Impulse #3 – Podcast “Sounds like the truth. How neural networks learned to mimic speech.”

I listened to a podcast on the history and development of neural networks and algorithms that worked with language and speech. It started with studying the very structure of language, not any particular language, but any language, looking for various common features in order to identify patterns and implement them in algorithms for recognizing and generating speech. Then followed the simplest algorithms, for example, the well-known function for button phones “T9”. Then came the simplest machine learning, neural networks learned from huge arrays of text and were able to predict answers. For example, such an algorithm can solve the simplest arithmetic problem without knowing arithmetic at all, it just knows that if there are “2” “+” and “2” in the text, the answer according to the probability theory will be “4”. At this stage, the neural network could already be useful, but it is not perfect at all. Such systems did not look at the whole sentence, but checked one word at a time, so they could produce an incoherent set of words if the sentence was constructed in an atypical way.
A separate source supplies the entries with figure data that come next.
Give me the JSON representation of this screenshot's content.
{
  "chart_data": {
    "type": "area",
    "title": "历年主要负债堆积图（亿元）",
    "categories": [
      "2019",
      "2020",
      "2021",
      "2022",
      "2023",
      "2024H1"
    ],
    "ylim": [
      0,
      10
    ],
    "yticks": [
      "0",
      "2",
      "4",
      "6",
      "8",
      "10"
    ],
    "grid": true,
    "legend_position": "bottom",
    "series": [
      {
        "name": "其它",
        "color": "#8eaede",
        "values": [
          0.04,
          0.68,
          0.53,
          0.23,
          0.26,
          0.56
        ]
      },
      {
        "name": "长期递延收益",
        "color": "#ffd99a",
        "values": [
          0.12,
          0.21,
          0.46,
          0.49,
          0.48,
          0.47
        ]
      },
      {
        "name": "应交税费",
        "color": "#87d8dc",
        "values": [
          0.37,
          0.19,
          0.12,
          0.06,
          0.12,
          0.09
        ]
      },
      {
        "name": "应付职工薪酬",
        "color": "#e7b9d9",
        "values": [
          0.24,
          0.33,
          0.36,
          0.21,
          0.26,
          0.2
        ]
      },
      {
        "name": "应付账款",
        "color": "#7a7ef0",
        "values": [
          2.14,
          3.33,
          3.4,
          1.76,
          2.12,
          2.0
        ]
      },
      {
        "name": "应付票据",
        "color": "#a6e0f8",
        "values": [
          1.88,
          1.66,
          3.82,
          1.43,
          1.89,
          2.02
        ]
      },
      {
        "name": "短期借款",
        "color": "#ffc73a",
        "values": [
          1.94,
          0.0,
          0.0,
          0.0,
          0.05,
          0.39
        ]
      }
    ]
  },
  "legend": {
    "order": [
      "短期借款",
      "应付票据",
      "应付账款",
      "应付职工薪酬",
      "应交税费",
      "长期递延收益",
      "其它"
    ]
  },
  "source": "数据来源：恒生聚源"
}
In 2015, a company called Open AI appeared, which would later turn the idea of language models upside down, but in the beginning, they were losing the technology race to Google. In 2022, Open AI releases ChatGPT, which was a turning point in how people perceive language models. Users use ChatGPT for literally everything: It to help write an essay, find a bug in code, formulate the right Google query, now it can already draw pictures, and so on.

ChatGPT is a great example of how new technology can be used in real life by real people, and the best part is that it is actually being used.